El presidente de Estados Unidos, Barack Obama, también se congratuló: "desde el comienzo de la campaña contra el EI, Reino Unido ha sido uno de nuestros socios más valiosos en el combate", dijo Obama en un comunicado, en el que subrayó que espera ansioso que las fuerzas aéreas británicas se unan a las operaciones en Siria.

Muchos diputados usaron su turno para exigir airados a Cameron que se disculpase por haber tildado de "simpatizantes terroristas" a quienes se oponen a su iniciativa, en una reunión con colegas conservadores el martes. Estas palabras "degradan el cargo de primer ministro y minan la seriedad de las deliberaciones de hoy", respondió el líder de la oposición, el laborista Jeremy Corbyn, que dio libertad de voto a su bancada.

Corbyn lamentó el resultado de la votación, que rompió incluso las filas de los conservadores y los laboristas, con numerosos diputados votando contra sus líderes. "Los soldados británicos estarán ahora en peligro y la pérdida de vidas inocentes es tristemente inevitable", lamentó Corbyn.

El permiso del Parlamento se produce dos años y medio después de que rechazara participar en una acción militar contra el presidente sirio, Bashar Al Asad, por usar armas químicas contra la población de su país.

Las dudas creadas por las guerras de Irak y Afganistán, en las que Reino Unido participó a instancias del exprimer ministro laborista Tony Blair, pesaron en el debate. "El espectro de Irak, Afganistán y Libia planea sobre este debate", dijo Corbyn, a lo que Cameron respondió: "esto no es 2003. No podemos usar errores pasados para justificar la indiferencia o la pasividad".

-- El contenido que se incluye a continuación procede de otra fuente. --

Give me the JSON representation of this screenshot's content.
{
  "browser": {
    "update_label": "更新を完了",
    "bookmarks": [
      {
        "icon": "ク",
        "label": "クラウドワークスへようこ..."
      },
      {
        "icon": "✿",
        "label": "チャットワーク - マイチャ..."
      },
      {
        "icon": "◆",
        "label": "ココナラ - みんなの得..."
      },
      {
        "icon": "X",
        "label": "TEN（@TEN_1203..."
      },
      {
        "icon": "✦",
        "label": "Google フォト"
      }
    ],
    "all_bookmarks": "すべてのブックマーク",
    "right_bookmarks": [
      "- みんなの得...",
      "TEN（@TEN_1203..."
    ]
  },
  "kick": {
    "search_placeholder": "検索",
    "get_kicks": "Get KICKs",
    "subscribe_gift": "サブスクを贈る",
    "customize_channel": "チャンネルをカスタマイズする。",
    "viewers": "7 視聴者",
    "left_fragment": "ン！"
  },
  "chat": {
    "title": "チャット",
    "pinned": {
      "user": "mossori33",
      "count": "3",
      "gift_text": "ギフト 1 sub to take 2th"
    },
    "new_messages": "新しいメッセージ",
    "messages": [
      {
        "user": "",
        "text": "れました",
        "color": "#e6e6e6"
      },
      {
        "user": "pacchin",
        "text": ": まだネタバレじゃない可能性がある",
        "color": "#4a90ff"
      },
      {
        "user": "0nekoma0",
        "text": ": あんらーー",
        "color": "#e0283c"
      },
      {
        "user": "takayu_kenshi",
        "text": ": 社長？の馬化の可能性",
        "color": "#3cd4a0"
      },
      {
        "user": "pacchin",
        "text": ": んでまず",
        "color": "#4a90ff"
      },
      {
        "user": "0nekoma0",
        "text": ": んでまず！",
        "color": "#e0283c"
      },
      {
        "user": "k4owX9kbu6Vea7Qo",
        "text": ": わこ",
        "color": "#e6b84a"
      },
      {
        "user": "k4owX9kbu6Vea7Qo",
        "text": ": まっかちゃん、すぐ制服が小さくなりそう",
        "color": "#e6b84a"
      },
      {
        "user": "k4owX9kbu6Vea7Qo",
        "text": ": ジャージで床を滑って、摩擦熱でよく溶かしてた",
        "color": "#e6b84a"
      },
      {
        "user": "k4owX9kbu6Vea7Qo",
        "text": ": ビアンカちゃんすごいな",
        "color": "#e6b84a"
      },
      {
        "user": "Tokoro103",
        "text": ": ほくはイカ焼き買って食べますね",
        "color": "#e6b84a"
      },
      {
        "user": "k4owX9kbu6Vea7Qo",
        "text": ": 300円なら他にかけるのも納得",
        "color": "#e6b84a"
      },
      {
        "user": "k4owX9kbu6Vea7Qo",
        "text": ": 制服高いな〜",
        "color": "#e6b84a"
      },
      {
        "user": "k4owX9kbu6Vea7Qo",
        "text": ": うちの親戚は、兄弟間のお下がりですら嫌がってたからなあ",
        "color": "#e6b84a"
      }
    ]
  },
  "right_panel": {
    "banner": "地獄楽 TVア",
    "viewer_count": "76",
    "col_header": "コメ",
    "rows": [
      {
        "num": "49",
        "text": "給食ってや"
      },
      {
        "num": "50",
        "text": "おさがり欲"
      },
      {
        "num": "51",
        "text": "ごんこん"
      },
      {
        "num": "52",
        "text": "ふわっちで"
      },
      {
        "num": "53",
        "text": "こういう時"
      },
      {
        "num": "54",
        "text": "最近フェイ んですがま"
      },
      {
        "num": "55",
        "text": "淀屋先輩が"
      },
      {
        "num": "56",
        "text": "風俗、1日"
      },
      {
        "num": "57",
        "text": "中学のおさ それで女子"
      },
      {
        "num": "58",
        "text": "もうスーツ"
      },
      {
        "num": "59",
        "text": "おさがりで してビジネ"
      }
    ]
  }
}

Las dos guerras costaron la vida a más de 600 soldados británicos y hay quien cree que provocaron los atentados de 2005 en Londres. Como el entonces alcalde de la capital británica, Ken Livingstone, que la semana pasada acusó a Blair: "Si no hubiéramos invadido Irak, aquellos cuatro hombres no hubieran matado a 52 londinenses, lo sabemos".